On May 12, I saw a sign at the Chamber of Commerce that read, Business Expo, May 14. If starting a business has taught me one thing, it’s to be gutsy. I didn’t know if I belonged at this conference or not, and I suspected that even if I did, it was too late to register. Still, I went online that night, found the contact info, and asked if I could attend. They said I could, so my husband took the day off of work and the whole family trucked up to the mountains so that I could go.
Whew, this was a big deal for me! The conference was in a very posh hotel; I told myself that if nothing else, I’d have an excuse to enjoy the lofty environment. I nervously decided what to wear, what to bring. On the way up, I asked my husband what would make this trip worth it.
“If you make two or three contacts, if you learn something at the workshops, or if you get blog material out of it. One of the three,” he coached. The last one made me feel better; if nothing else, I was sure there would be something to write about, and it gave me a context in which to meet people, asking questions for the blog. Despite the fact that I am writing about it now, I am happy to say that I achieved all three.
One of the big things that this conference did for me was to help demystify the business world, a process that has been ongoing since I took my first tentative steps into business two years ago. I’ve always liked to believe that the pretty, slick products I bought were made by elves or concocted at night by a full moon. It’s a little bit of a letdown to find that most businesses are run by actual humans, but it’s necessary because I know all too well how human I am. I need to believe that people like me are capable of creating and marketing desirable things. Chatting with other business people and understanding how they do things is a great step in that direction.
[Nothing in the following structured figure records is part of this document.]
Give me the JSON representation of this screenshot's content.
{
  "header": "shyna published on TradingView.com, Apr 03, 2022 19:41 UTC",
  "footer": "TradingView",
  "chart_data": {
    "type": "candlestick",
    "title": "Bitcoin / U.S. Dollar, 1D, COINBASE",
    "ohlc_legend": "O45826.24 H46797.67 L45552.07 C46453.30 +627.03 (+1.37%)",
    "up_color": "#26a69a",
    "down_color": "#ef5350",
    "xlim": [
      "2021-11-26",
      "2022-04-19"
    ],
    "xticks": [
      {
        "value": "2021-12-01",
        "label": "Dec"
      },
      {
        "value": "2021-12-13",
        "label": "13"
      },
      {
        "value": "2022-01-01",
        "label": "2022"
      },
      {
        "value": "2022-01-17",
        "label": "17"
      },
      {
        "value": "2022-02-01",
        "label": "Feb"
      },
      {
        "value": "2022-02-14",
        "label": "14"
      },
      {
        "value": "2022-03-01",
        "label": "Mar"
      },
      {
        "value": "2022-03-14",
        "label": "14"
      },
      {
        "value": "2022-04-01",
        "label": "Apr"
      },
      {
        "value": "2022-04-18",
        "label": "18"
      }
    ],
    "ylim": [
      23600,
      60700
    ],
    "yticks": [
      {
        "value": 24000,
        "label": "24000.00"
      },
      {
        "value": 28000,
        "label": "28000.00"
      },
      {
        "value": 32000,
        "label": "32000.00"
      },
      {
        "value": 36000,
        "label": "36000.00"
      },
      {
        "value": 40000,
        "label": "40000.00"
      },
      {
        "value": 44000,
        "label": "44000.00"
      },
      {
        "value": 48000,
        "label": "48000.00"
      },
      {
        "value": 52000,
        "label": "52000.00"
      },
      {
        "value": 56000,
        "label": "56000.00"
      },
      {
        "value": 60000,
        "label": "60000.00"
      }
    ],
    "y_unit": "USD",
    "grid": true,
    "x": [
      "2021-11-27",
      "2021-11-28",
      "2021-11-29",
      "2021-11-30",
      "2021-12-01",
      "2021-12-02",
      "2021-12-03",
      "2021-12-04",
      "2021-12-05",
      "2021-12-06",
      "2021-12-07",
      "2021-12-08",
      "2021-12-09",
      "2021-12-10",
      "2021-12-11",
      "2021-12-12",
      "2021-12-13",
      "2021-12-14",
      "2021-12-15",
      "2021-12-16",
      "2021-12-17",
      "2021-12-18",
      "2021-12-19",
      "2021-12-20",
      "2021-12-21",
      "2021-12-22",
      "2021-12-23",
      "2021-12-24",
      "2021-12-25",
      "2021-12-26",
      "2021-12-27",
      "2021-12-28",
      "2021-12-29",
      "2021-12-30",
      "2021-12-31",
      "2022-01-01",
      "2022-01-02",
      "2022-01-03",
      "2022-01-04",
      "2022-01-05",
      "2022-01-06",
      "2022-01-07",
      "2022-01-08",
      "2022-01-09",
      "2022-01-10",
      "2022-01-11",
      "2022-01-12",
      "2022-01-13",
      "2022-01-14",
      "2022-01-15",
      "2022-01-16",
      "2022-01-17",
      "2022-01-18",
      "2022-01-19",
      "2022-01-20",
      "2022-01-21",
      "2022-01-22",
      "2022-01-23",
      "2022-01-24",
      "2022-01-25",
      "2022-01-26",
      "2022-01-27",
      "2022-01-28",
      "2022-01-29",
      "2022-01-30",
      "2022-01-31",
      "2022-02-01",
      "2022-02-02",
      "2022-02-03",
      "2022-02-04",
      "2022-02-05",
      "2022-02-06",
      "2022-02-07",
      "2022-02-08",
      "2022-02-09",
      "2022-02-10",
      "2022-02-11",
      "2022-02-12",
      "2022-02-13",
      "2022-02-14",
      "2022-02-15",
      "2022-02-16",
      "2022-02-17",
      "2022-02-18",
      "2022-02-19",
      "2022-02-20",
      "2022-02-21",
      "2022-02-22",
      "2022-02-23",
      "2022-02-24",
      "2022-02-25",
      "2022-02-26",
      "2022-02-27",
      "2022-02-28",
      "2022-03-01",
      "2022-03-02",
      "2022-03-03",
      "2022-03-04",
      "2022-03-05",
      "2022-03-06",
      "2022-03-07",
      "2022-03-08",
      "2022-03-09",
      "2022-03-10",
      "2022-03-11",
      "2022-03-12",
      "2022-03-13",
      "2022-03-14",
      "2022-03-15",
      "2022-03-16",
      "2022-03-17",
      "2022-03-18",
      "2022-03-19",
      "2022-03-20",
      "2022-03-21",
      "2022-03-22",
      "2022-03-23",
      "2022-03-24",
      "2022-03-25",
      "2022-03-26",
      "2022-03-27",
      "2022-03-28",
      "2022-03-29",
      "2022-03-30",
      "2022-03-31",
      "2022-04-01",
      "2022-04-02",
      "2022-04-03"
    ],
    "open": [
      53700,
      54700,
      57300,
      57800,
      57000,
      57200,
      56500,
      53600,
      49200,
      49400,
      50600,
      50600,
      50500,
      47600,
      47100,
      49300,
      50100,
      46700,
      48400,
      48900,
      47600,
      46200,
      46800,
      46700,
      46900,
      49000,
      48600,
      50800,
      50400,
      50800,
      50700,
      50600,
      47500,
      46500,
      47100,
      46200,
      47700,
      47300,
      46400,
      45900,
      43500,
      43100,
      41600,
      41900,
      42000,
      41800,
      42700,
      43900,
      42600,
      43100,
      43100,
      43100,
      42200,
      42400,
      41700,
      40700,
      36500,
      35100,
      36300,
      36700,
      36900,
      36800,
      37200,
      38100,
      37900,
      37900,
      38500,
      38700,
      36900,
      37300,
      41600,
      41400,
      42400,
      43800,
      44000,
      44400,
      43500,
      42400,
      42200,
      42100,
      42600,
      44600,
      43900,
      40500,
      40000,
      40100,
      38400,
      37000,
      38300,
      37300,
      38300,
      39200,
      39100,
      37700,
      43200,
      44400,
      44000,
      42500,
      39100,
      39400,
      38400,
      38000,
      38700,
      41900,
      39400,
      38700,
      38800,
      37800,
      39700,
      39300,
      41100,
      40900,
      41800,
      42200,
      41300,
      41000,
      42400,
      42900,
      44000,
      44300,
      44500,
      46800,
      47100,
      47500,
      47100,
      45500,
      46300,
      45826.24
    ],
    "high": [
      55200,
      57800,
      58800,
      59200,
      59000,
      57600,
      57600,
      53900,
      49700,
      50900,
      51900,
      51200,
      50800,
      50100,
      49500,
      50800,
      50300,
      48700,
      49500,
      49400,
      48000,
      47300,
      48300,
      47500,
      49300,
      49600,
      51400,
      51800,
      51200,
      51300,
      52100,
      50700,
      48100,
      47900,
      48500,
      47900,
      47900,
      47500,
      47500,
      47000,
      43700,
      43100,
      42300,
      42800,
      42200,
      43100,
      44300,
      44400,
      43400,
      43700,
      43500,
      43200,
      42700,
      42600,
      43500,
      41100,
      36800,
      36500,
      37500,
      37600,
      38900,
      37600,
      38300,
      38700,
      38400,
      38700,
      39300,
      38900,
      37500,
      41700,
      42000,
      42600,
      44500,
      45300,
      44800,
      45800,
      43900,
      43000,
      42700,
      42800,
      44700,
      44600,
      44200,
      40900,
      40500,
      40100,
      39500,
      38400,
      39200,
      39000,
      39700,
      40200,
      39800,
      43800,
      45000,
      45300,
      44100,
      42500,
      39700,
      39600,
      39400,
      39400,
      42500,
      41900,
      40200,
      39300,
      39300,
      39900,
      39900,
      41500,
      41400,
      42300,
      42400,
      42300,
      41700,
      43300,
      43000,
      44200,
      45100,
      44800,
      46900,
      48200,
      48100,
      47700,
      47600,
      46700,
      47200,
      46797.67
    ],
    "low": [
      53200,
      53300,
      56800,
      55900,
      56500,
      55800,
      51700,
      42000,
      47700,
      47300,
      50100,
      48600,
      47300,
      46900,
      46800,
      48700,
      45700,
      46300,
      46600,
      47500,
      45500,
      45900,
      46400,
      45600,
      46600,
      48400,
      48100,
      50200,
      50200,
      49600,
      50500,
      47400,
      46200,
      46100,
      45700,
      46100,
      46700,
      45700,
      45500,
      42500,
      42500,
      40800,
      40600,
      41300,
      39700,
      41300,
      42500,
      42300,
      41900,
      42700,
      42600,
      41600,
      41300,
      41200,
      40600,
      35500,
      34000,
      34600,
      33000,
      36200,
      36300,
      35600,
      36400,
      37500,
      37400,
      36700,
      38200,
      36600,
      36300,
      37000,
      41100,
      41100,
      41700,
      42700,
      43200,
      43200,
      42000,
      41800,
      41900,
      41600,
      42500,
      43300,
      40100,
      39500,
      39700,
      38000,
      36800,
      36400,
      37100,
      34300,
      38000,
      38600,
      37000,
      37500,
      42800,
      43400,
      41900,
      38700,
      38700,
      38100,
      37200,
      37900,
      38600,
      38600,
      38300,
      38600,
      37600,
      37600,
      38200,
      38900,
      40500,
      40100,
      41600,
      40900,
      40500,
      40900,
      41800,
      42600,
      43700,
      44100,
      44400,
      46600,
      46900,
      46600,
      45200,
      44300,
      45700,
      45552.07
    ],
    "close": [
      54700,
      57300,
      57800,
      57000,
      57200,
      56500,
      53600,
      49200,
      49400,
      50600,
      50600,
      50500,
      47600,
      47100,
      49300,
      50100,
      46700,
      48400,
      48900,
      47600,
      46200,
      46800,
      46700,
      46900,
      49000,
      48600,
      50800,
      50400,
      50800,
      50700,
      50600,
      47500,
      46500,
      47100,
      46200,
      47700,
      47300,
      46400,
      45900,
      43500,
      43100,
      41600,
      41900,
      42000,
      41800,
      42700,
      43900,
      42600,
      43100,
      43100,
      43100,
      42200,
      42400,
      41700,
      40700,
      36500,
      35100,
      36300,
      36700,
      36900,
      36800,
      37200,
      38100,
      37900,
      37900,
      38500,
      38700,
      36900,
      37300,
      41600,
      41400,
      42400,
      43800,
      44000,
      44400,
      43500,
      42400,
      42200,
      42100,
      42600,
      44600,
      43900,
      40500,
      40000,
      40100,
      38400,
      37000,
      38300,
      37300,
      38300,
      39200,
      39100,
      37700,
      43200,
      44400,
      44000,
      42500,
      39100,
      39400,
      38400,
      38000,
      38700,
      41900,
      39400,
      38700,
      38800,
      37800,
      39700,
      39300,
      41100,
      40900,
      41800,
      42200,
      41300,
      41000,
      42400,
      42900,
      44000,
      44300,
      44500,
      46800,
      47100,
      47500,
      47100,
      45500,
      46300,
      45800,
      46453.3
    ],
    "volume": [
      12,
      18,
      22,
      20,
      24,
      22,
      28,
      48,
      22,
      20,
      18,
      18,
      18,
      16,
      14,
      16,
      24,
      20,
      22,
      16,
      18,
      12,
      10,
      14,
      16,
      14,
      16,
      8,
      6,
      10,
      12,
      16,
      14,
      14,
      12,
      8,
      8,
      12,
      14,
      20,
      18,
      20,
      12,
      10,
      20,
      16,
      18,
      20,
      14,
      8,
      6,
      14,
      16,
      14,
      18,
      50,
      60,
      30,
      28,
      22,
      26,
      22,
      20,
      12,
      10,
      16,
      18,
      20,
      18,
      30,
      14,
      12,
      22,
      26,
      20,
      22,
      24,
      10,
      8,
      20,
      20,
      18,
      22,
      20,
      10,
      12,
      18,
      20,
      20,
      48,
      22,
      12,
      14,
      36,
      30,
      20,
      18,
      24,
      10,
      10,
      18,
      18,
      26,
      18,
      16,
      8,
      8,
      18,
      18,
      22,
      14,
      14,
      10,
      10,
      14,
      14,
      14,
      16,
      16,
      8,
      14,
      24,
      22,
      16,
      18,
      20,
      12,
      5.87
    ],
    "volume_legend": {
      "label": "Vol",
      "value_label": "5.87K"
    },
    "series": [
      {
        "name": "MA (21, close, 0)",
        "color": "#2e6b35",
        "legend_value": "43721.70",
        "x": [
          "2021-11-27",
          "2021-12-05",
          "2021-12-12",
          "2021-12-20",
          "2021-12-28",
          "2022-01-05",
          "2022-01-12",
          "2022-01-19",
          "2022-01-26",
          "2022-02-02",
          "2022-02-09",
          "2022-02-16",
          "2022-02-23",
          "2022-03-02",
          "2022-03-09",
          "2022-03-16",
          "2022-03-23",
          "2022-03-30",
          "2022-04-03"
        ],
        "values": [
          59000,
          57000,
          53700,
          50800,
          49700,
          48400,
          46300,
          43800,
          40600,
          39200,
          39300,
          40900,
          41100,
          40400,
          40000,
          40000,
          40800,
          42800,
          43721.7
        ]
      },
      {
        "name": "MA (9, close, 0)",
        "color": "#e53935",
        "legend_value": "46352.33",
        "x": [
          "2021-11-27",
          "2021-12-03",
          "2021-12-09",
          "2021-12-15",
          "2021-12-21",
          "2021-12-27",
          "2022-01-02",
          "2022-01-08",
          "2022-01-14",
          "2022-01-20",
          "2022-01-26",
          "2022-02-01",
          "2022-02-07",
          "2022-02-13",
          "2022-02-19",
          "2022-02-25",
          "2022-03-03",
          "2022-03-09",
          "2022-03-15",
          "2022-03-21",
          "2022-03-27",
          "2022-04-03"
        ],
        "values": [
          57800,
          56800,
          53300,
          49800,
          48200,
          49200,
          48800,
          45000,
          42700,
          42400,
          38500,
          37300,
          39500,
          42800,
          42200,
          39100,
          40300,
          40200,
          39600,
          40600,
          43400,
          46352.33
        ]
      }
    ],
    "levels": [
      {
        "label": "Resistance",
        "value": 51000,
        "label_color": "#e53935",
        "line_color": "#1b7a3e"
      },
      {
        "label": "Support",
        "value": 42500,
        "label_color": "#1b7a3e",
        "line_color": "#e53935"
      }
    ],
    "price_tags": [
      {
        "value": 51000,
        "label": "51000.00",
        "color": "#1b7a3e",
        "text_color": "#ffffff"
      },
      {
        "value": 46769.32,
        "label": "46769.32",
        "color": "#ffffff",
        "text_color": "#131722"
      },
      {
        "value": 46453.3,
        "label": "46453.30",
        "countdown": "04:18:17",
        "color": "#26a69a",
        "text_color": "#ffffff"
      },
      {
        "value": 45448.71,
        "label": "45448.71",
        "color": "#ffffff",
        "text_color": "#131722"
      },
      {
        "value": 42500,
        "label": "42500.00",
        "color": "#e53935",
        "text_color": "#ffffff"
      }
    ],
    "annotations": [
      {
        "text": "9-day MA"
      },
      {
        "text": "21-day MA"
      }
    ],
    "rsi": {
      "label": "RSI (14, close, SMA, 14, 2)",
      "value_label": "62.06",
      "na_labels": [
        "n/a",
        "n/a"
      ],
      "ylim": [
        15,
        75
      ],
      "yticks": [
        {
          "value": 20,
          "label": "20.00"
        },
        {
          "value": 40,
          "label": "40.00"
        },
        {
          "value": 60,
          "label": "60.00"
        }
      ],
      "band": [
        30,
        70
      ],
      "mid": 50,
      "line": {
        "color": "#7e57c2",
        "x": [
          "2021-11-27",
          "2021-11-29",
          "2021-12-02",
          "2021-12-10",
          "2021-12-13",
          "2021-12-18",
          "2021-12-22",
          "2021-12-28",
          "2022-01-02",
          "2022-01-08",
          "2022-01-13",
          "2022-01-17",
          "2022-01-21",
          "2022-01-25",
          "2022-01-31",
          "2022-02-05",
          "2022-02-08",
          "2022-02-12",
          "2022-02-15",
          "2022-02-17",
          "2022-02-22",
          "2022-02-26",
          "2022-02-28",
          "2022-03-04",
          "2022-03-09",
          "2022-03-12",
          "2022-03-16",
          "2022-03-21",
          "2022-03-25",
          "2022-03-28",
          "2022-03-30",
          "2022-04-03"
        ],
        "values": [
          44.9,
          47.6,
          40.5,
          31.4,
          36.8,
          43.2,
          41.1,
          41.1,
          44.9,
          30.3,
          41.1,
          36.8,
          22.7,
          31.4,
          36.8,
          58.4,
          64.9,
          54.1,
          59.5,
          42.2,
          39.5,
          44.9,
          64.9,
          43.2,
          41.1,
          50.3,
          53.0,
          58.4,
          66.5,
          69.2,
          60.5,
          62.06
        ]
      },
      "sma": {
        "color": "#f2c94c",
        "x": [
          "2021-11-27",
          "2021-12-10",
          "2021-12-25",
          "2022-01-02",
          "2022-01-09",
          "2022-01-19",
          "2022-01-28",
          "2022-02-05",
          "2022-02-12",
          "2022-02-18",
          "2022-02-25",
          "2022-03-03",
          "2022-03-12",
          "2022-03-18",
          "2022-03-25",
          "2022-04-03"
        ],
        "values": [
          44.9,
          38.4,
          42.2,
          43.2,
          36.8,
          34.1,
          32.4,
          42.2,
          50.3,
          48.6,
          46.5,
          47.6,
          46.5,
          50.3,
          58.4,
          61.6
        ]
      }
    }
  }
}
Similarly, although I absolutely knew better, I went with the stubborn misconception at the back of my mind that business people — not me, but ‘real’ business people — are rich and big spenders. I was reminded in the very first workshop, 15 minutes after I arrived, that whatever their income level, whatever their level of experience, however established their business, everyone wanted to run their business as economically as possible, just like me. I began to feel more at home.
Finally, networking: I’m terribly shy. Networking was probably the most obvious benefit of an event like this, and I was afraid I would let it slip through my trembling fingers. My husband helped by setting the bar rather low — make two or three contacts — and once there, I realized that being there was a good thing in itself, since it was a local event and these are people I am likely to run into again, especially if I make a special effort to frequent their businesses. “You look familiar,” is a foot in the door.
However, I needn’t have worried. I’m shy, but not everyone is, and they’re all there to network. Many people said, “I’m so-and-so from such-and-such; who are you with?” I tried not to be apologetic as I nervously described my fledgling business. I neglected to wear something with pockets, but I tucked a few business cards into my name tag and was able to produce one without much fumbling every time I had the chance. I probably made something more like 20 to 30 contacts, rather than two or three.
It wasn’t that it went perfectly — there were some key connections I failed to make, and I had to leave a little before I was really ready — but for my first business expo, it was a great experience and 100% worth the effort.